Harding married Mary Kirk at Withyham Parish Church on April 25, 1867. She had been born in about 1837 in London, but was currently living in Withyham. Her father, George Kirk, was a hatter.

The marriage certificate describes William Harding as a coachman and gives his address as St James', Tunbridge Wells. Following their marriage, he and Mary set up home in Glen Vue Road (later renamed Railway Approach) in East Grinstead. Their only child, Edwin Arthur Harding, was born at Glen Vue Road on July 24, 1869 (see David Gould's 1998 article, "Edwin Arthur Harding", Bulletin of the East Grinstead Society, 64, 9).

Harding became a journeyman painter. By 1871 he, Martha and their young son moved to the Lady Cross area of Milford in Surrey, not far from Godalming. They were still there in 1881, but returned to East Grinstead in the mid 1880s. Harding was still working as a painter when Mary died of liver failure on October 18, 1888, aged only 51.

Harding managed the Elephant's Head coffee tavern in Queens Road in East Grinstead for a year or so, and when this closed, he became caretaker of the town's new Literary and Scientific Institute at 57 London Road (see M. J. Leppard's 2007 article, "Photography in East Grinstead before the Second World War", East Grinstead Museum Compass, 24, 4-13). For many years he managed the Institute's Public Coffee Bar, and also helped as a librarian and assistant secretary. His many skills and hobbies included bookbinding, making stained glass windows, bell ringing and cycling. He lived, reportedly in one room, at the Institute, where he continued to work until shortly before his death on May 12, 1922, aged 84.

Many of Harding's photographs of East Grinstead and district, including some of his finest 1860s pictures, were reproduced as real photographic postcards in the early 1900s. It is thought that he gave the pictures to his son, Arthur Harding, to publish.
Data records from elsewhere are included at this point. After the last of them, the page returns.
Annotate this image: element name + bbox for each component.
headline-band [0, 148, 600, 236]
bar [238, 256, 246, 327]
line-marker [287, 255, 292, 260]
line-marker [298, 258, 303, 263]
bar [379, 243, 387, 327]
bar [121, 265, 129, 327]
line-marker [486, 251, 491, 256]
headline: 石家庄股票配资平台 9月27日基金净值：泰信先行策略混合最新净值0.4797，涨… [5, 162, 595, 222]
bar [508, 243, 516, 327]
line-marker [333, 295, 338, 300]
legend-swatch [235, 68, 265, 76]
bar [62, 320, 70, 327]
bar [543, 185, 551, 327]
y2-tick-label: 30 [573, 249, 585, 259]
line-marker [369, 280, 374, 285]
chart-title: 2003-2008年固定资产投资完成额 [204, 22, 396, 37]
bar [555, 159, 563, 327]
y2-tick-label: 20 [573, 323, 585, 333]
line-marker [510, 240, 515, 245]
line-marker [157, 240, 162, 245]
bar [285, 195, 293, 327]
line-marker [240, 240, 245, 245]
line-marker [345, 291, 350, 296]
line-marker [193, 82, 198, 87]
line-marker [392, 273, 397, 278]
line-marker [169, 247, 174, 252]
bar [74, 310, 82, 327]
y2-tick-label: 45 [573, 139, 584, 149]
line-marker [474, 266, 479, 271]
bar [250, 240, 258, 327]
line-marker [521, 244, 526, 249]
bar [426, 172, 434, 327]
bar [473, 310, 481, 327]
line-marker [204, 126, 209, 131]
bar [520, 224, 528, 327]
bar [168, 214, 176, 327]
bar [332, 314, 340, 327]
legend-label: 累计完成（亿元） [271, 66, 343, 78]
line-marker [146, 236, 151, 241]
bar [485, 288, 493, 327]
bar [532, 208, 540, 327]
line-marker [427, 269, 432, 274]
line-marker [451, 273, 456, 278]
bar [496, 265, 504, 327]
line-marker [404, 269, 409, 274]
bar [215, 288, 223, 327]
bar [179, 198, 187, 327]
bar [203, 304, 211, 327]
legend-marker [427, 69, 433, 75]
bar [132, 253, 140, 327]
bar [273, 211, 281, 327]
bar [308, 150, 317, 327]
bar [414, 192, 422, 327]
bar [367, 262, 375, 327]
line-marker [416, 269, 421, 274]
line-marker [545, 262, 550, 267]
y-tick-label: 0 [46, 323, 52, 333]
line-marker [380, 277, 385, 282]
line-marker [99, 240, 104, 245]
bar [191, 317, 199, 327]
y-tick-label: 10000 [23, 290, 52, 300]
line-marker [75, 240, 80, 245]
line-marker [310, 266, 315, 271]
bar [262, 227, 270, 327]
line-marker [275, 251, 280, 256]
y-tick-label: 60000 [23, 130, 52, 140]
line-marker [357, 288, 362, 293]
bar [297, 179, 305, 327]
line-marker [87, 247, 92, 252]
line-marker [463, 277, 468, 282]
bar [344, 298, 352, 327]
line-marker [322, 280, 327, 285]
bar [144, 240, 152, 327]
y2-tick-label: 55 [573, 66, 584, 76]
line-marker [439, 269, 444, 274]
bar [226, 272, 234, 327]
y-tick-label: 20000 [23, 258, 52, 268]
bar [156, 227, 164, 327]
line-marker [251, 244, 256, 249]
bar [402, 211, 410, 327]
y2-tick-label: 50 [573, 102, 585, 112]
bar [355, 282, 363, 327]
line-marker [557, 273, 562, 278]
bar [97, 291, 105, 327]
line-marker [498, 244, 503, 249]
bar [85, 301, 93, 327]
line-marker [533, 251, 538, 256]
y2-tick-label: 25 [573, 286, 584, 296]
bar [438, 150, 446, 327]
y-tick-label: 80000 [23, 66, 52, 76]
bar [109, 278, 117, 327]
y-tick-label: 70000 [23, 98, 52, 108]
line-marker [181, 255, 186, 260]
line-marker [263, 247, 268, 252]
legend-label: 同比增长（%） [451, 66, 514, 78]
On page 4 of his book Around East Grinstead (1997, Sutton, Stroud), David Gould reproduces a studio portrait, now in the possession of East Grinstead Museum, which shows a balding, bearded man in the uniform of the 5th Sussex Rifle Volunteers, holding a cornet, who is widely believed to be William Harding. Arthur Harding issued a postcard version of the picture, which he claimed to have been taken in 1864. At the time William Harding would have been only about 26 years old, but the man in the picture looks considerably older. M. J. Leppard has established, however, that William Harding was indeed a band sergeant in the Volunteers and a cornettist, so perhaps he aged prematurely or his son got the date wrong.